Рассмотрение этой конкретной трилеммы предоставляет полезный аналитический инструмент для оценки развития мирового капитализма начиная с середины XIX века. Произошедший ранее этого времени, приблизительно в период между Вестфальским договором 1648 года и Венским договором 1815 года, подъем стран с экономикой торгового капитализма в Западной Европе предоставляет интересный набор экспериментов ведущих держав – Нидерландов, Соединенного Королевства и Франции – в различной степени сосредоточенных на фиксированных обменных курсах (Нидерланды), мобильности капитала (Соединенное Королевство) и независимой денежной политике (Франция) (Neal 2000). Стоит еще раз отметить, что урок долго длившейся конкуренции, прежде всего движимой необходимостью финансирования возраставших военных расходов в последовательных войнах с 1648 до 1815 год, заключался в том, что поддержание мобильности капитала, как установили британцы, было наиболее важным (см.: O’Брайен, глава 12).

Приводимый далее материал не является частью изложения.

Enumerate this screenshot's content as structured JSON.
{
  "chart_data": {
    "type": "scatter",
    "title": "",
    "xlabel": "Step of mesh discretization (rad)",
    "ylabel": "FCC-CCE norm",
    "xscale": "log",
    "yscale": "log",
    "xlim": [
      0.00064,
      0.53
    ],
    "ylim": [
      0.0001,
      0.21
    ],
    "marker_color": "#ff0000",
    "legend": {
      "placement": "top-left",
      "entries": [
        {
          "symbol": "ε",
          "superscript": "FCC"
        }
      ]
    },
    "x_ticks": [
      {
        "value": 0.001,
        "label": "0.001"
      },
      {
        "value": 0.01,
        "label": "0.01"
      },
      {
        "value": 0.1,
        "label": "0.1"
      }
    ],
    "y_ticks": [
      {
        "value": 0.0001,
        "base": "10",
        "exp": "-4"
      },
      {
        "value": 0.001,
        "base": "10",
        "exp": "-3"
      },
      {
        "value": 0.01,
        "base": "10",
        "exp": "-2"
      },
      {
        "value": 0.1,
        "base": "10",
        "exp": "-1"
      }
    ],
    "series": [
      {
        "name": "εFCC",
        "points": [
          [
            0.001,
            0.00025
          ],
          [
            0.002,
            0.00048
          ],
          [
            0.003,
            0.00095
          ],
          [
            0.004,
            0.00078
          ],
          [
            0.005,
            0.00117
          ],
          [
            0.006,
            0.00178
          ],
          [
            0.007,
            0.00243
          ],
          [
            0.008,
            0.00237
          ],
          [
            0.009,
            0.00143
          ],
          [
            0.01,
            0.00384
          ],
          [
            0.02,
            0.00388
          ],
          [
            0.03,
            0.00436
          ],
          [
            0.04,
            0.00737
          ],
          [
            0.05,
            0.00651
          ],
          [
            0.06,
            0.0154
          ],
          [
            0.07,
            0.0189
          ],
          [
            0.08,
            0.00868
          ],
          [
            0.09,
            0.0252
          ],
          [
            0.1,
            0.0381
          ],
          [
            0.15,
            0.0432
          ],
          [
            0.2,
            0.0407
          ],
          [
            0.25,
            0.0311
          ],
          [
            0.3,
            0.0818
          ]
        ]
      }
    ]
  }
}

Евсей Домар обозначил другую, более фундаментальную, трилемму в своей классической работе, выдвинув гипотезу о трех элементах аграрной структуры, которая предшествовала современной – свободная земля, свободные крестьяне и неработающие землевладельцы, – которые никогда не могли существовать одновременно. Для стабильной сельскохозяйственной экономики как минимум один из этих элементов должен быть удален. Оседлое сельское хозяйство периодически страдало от неожиданных набегов, и фермеры нуждались в военной защите, которая обычно обеспечивалась неработавшими землевладельцами. В этом случае приходилось жертвовать или свободной землей (Западная Европа) или свободой крестьян (Восточная Европа). Домар иллюстрирует свою гипотезу несколькими примерами, почерпнутыми из его глубокой начитанности в российской истории и появлявшейся литературы о прибыльности рабства на американском Юге. Неудача в возобновлении крепостничества в Британии и в Европе к западу от Эльбы после «черной смерти», которая изменила соотношение земли и труда в пользу закабаления, однако, остается вопросом, который Домар охотно передал историкам и политологам. Перссон в главе 9 и Сальвуччи в главе 13 данного тома вносят свой вклад в исследование других проявлений трилеммы Домара.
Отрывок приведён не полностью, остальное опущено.